En Serbie, l'actualité n'est pas fixée sur le « dialogue » avec Kosovo mais sur les élections du 21 juin. Et avec son parti, le SNS, Aleksandar Vučić est en train d'inventer le cyber-populisme. Le président serbe mène sa campagne électorale sur Zoom et célèbre l’union sacrée électronique. Cet « avènement du peuple en ligne » pourrait bien être une fenêtre dystopique sur notre avenir politique où les relations patron-client sont renforcées par les nouvelles technologies. Le « peuple » est enfin totalement passé dans la sphère de la représentation et de la simulation, un cyber-peuple facilement orientable et toujours plus fidèle aux consignes du pouvoir.

100 ans

Le 4 juin 2020 marquait les 100 ans de la signature du traité de Trianon, qui a redessiné les frontières de l'Europe au sortir de la Première Guerre mondiale. Le démantèlement de l'Empire austro-hongrois a eu pour conséquence de faire passer 3,3 millions de Hongrois sous domination étrangère, un traumatisme pour la Hongrie. Détachés de la « mère-patrie », les Magyars de Voïvodine ont perdu la position privilégiée qu’ils occupaient jusque-là. Même si leurs droits ont été reconnus, ils ont peiné à se faire entendre au sein du nouvel État yougoslave. En 100 ans, cependant, leur amertume semble avoir bien diminué, notamment grâce à la citoyenneté européenne dont ils ont pu bénéficier au titre de la diaspora hongroise.

Côté roumain, le Pays sicule reste pomme de discorde entre la Roumanie et la Hongrie. Les magyarophones de Roumanie se retrouvent pris entre le nationalisme roumain, endossé récemment par le président Klaus Iohannis, et le nationalisme hongrois cultivé par Viktor Orbán. Les brouilles diplomatiques sont régulières. La dernière date d'avril 2020 et a été déclenchée par un projet de loi sur l’autonomie des Sicules, discuté au Parlement roumain avant d’être finalement rejeté.

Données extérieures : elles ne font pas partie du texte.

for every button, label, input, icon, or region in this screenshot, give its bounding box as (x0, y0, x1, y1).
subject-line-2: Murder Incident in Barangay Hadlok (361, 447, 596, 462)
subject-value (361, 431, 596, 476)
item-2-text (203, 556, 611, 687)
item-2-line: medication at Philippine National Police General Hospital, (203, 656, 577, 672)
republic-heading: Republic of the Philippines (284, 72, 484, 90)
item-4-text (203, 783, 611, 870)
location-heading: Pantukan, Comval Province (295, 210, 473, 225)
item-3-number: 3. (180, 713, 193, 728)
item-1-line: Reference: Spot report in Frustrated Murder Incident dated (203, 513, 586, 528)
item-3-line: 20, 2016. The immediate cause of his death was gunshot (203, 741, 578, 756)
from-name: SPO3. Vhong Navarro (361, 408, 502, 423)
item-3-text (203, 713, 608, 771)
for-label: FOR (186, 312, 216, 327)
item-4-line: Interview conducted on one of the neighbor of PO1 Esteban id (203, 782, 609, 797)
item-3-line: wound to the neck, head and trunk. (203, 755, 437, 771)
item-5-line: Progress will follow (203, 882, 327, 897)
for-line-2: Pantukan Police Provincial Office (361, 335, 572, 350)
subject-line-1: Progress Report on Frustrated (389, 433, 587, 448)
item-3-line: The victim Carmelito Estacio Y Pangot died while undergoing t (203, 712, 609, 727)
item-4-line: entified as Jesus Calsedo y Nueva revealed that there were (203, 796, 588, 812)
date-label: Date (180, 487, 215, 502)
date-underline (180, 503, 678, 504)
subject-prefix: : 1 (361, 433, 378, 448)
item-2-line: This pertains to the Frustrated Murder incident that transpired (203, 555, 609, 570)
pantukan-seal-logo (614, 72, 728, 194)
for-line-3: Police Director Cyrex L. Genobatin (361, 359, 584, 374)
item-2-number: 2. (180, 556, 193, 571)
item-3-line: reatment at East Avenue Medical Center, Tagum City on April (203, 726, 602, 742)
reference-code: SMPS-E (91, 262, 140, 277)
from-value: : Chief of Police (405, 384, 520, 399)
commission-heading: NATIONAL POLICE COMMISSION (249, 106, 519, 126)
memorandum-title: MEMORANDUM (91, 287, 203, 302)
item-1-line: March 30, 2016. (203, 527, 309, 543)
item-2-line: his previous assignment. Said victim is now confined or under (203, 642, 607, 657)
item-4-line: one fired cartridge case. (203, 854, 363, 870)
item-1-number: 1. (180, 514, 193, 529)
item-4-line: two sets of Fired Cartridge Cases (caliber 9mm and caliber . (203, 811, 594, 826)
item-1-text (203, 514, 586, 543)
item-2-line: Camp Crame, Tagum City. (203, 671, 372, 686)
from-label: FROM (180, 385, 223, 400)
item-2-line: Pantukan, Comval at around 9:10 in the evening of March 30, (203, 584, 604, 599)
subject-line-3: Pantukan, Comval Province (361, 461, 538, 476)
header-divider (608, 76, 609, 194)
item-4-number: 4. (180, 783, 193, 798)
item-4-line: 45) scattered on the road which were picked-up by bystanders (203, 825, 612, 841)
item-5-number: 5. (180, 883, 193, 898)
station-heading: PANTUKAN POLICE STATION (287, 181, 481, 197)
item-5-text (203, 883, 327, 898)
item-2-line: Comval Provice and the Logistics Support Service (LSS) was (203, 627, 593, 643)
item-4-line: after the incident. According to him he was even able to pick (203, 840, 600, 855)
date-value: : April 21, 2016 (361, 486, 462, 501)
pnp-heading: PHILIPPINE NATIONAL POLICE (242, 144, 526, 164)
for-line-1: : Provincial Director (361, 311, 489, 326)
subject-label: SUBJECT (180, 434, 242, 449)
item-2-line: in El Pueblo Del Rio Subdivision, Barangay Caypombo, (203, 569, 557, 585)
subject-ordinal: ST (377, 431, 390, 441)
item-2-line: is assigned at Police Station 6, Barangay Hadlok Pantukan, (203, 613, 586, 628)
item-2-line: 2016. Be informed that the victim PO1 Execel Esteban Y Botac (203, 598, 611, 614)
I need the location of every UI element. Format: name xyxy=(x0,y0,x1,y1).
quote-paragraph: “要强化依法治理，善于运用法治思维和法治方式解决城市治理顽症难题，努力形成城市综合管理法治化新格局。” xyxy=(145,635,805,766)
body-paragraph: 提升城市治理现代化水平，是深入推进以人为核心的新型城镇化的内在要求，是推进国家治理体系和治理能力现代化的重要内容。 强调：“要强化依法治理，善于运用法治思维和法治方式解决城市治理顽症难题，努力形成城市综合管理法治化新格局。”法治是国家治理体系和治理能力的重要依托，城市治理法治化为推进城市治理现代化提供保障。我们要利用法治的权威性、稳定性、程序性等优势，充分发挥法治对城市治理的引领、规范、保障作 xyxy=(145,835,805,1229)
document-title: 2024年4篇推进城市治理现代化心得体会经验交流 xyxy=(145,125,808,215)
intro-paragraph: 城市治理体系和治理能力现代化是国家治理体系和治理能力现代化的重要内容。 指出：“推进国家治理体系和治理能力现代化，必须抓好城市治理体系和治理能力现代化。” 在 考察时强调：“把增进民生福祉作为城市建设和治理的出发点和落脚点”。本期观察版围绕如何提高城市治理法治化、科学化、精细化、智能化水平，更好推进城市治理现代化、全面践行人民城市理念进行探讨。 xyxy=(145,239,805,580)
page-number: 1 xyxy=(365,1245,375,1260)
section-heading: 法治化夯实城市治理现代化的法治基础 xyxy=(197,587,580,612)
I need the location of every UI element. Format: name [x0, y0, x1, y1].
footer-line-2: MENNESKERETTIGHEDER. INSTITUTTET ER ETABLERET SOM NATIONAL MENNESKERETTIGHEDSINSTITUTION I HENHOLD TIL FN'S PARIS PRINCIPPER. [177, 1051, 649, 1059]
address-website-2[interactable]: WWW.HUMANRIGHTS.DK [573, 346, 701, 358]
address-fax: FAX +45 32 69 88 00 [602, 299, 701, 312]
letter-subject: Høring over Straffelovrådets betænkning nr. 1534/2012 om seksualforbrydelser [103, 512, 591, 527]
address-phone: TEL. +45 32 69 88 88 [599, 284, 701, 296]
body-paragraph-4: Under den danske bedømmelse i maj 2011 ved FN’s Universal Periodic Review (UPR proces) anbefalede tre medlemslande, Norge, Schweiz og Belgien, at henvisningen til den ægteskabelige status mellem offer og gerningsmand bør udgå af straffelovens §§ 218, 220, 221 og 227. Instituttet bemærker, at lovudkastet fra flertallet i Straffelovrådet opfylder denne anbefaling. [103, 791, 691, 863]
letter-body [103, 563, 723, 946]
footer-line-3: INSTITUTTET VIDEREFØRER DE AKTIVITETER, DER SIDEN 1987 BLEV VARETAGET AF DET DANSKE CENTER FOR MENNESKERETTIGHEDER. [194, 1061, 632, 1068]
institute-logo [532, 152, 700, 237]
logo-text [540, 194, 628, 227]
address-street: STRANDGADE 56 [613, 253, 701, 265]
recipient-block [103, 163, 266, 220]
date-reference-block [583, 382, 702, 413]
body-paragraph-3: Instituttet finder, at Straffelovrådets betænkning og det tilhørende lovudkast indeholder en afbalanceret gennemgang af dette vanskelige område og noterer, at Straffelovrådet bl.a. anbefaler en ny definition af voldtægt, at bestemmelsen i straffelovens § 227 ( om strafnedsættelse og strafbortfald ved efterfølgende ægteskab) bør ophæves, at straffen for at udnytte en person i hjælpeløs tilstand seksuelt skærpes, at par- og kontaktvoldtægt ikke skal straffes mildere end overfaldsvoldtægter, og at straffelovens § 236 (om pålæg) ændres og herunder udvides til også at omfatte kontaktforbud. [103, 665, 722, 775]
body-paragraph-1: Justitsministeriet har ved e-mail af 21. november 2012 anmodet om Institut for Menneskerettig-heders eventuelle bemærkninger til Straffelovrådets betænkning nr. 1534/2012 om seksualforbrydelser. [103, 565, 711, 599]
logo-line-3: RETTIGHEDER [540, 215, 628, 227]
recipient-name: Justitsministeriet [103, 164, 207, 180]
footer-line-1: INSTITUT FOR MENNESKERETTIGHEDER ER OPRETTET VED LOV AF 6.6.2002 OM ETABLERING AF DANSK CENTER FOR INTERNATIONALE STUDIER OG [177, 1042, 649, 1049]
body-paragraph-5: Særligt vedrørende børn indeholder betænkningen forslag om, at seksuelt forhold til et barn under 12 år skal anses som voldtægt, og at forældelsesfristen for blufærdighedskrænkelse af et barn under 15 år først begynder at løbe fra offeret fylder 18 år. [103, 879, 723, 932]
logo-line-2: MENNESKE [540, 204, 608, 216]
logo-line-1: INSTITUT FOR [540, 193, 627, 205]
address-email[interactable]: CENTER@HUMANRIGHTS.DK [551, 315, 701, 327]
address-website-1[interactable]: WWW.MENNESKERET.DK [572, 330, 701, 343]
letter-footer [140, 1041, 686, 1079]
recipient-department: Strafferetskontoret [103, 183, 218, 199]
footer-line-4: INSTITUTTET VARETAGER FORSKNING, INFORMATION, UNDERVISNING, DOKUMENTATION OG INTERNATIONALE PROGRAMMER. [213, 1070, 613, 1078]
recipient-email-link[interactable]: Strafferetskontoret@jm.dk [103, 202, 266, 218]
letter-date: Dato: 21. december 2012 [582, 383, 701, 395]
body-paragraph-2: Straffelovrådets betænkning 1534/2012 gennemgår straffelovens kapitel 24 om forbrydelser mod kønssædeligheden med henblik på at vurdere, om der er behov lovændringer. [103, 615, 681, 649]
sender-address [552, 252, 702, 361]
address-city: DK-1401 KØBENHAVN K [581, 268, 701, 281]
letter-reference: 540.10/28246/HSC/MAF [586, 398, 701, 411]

Il n’avait jamais remis les pieds en Bulgarie depuis sa fuite en 1956 et il refusait de parler bulgare en public. Christo entretenait des rapports complexes avec son pays natal, certains lui reprochaient son manque de « patriotisme », n'acceptant pas que l'enfant prodige, devenu artiste international et citoyen du monde, n'ait jamais voulu revenir sur ses pas ou boucler la boucle. Il a terminé sa vie le 1er juin à New York, sa terre d'adoption. Toutefois, certains ouvriers bulgares travaillant sur les œuvres de Christo et Jeanne-Claude, son binôme artistique, se souviennent que la Bulgarie n'avait pas été entièrement effacée de sa matrice : certains ont raconté que l’artiste était tout à fait à l’aise avec eux et leur adressait toujours la parole avec le sourire et… en bulgare.